In the interest of politeness, I am reluctant to use the word, “lie.” But if state leaders continue to deny that they slashed $5.4 billion from the public education budget, which took effect today, their noses soon will stretch from Austin to El Paso. The numbers in the worst public education budget that Texas has seen in Gov. Perry’s lifetime are indefensible.

The article linked below regurgitates a couple of recent untruthful statements by Lt. Gov. David Dewhurst and a Perry spokeswoman, and they doubtlessly are being repeated with annoying regularity.

“We tightened the belt on administration. We reduced some of the spending for the Texas Education Agency, but we put more money in the classroom, because we know good teachers are the key,” Dewhurst recently told an audience in Houston.

Bullcorn.

The relevant test here is whether the governor and the Legislature enacted a public education budget that fully funded the state’s school finance requirements, including an anticipated enrollment growth of 170,000 over the next two years. They flunked miserably.

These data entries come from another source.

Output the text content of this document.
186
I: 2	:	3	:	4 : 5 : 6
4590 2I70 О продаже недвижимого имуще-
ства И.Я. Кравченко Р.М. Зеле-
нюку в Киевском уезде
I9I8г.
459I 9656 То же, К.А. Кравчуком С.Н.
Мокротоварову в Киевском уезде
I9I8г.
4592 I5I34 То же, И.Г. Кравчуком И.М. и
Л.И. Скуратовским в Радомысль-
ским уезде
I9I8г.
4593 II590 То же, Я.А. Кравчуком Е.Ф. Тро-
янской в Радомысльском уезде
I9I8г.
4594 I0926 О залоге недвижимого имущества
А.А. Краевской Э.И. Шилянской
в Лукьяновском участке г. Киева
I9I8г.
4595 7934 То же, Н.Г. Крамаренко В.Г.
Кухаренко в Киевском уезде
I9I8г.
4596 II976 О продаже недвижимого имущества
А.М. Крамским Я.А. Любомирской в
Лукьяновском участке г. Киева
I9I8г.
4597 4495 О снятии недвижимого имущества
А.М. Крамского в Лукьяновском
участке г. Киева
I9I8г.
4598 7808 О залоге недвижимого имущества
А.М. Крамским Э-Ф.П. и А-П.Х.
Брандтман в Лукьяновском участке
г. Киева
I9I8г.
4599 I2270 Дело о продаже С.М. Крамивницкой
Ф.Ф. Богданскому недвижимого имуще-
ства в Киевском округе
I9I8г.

More money in the classroom? Not when teachers are losing their jobs, and class sizes are growing.

For the first time in more than 60 years, the public education budget fails to fund the state’s financial obligations to districts and meet enrollment growth. That failure is a $4 billion shortfall. Additionally, the budget cuts $1.4 billion from education grants for such important programs as fullday, prekindergarten and dropout prevention.

The total is a $5.4 billion cut, all the ridiculous revisionism to the contrary.

Paul Colbert, a school finance guru and former legislator, says state leaders who talk about increasing funding to schools “are being conservative with the truth.”

Colbert is too kind. They are throwing truth out the window.